Jack cravou a faca num tronco e olhou desafiadoramente em volta.

A reunião voltou ao normal.

— Como vocês veem — disse Ralph —, precisaremos de caçadores que nos tragam carne. E outra coisa.

Levantou a concha dos joelhos e olhou em volta, para as caras castigadas pelo sol.

— Não há adultos. Vamos ter de cuidar de nós.

O grupo murmurou algo, mas logo se calou.

— Uma coisa mais. Não é possível todo mundo falar ao mesmo tempo. Vai ser preciso levantar a mão, como na escola.

Levou a concha à altura do rosto e olhou em volta.

— Então eu passarei a concha para quem quiser falar.

— Concha?

— É assim que se chama isto. Eu darei a concha para a pessoa que irá falar em seguida. Ela poderá segurar a concha enquanto falar.

— Mas...

— Veja...

— E ela não será interrompida. A não ser por mim.

Jack estava de pé.

— Vamos ter regras! — gritou, excitado. — Muitas regras! E quando qualquer um não as respeitar...

— Uuuu-piii!

— Uuuaau!

— Puuum!

— Taaam!

Ralph sentiu que tiravam a concha do seu colo. Porquinho, de pé, ficou segurando a grande concha creme e a gritaria morreu. Jack, ainda de pé, olhou hesitante para Ralph que sorriu e deu umas palmadinhas no tronco. Jack sentou-se. Porquinho tirou os óculos e piscou para o grupo, enquanto esfregava as lentes na camisa.

— Vocês interromperam Ralph. Não o deixaram falar da coisa mais importante.

Fez uma pausa dramática.

— Quem sabe onde estamos? Hein?

— Sabiam no aeroporto.

— O homem com a corneta...

— Meu pai.

Porquinho pôs os óculos.

— Ninguém sabe onde estamos — disse Porquinho. Estava mais pálido do que antes e sem fôlego. — Talvez soubessem para onde iríamos, talvez não. Mas não sabem onde estamos, pois nunca chegamos aonde íamos. — Olhou-os por um instante, enquanto ganhava fôlego, depois balançou-se e sentou. Ralph pegou a concha das suas mãos.

— Isto é o que eu iria dizer — continuou —, quando vocês todos, vocês... — Olhou para os rostos atentos. — O avião caiu em chamas. Ninguém sabe onde estamos. Poderemos ficar aqui muito tempo ainda.

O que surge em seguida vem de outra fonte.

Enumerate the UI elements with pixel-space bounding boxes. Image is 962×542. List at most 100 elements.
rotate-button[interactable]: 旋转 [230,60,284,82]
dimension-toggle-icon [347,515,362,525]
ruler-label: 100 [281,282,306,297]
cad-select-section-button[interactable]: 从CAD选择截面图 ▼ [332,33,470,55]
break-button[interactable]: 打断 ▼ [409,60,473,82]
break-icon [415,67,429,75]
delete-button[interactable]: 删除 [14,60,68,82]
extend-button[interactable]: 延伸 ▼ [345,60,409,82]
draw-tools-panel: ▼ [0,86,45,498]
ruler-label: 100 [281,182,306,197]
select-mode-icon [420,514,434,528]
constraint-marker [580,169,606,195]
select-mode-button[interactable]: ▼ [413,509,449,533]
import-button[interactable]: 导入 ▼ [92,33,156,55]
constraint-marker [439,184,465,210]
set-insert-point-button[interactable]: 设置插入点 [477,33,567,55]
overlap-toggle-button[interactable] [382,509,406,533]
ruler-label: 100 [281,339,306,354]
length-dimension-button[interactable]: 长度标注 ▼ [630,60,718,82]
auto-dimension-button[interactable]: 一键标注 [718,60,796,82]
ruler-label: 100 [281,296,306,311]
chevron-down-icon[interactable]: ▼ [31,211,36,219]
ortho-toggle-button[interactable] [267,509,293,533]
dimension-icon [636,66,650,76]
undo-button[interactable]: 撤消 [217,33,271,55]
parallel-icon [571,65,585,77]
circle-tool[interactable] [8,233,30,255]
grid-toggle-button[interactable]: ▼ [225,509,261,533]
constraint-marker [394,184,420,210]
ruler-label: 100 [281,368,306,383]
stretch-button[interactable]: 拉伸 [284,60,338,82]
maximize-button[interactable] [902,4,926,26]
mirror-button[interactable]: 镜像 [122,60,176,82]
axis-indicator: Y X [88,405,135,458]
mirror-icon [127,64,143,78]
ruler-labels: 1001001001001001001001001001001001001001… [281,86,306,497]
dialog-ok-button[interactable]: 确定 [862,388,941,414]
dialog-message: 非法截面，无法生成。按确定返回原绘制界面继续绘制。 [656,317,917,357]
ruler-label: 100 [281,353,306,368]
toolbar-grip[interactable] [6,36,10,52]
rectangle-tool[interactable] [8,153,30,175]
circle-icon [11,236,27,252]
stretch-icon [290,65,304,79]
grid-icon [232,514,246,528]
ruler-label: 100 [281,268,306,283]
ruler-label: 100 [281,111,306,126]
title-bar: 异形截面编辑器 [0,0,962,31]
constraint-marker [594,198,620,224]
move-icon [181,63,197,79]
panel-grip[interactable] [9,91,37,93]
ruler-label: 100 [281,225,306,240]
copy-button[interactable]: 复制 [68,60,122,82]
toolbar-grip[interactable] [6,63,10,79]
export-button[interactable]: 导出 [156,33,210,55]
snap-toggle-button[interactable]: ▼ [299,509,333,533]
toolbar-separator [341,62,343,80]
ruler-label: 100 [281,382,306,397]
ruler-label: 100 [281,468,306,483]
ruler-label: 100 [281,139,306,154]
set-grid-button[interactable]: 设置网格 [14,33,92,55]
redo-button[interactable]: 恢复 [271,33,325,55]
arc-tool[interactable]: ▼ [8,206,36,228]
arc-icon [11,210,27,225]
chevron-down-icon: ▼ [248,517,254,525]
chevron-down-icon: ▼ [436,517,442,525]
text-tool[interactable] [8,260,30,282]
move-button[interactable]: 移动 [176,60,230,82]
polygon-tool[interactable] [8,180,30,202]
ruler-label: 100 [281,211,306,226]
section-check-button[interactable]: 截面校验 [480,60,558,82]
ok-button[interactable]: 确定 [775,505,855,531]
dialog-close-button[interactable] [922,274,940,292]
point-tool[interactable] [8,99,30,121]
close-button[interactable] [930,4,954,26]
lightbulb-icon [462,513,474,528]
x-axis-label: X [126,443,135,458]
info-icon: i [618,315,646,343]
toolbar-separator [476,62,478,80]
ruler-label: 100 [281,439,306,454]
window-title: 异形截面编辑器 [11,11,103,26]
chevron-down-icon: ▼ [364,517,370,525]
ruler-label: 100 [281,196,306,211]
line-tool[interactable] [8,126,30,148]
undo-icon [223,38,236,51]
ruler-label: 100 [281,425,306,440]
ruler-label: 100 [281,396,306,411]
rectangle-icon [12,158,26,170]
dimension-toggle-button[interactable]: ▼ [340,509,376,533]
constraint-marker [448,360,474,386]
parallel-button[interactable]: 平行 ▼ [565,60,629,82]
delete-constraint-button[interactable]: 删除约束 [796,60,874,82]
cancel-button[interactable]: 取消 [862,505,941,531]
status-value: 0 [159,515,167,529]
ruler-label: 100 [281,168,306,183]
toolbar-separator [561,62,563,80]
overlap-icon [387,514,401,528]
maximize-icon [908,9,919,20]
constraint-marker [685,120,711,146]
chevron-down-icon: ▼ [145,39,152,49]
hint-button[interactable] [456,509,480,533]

O silêncio era total, a ponto de poderem ouvir a respiração entrecortada de Porquinho. O sol, com seus raios oblíquos, espalhava ouro por metade da plataforma. A brisa que, na lagoa, parecia seguir docilmente os passos dos meninos, cruzava agora a plataforma e internava-se floresta adentro. Ralph puxou para trás a mecha de cabelo louro que caíra na testa.

— Pois é, poderemos ficar aqui muito tempo.

Ninguém disse nada. Ele, de repente, deu um sorriso.

— Mas é uma boa ilha. Nós, Jack, Simon e eu, subimos a montanha. É incrível. Tem comida e bebida e...

— Rochas...

— Flores azuis...

Porquinho, já recuperado em parte, apontou para a concha nas mãos de Ralph; Jack e Simon ficaram quietos. Ralph continuou.

— Enquanto esperamos, podemo-nos divertir nesta ilha.

Fez gestos largos.

— É como num livro.

Imediatamente houve um clamor.

— A Ilha do Tesouro...

— Ao longo do Amazonas...

— A Ilha de Coral...

Ralph sacudiu a concha.

— Esta é nossa ilha. É uma boa ilha. Até os adultos chegarem para nos buscar, vamo-nos divertir.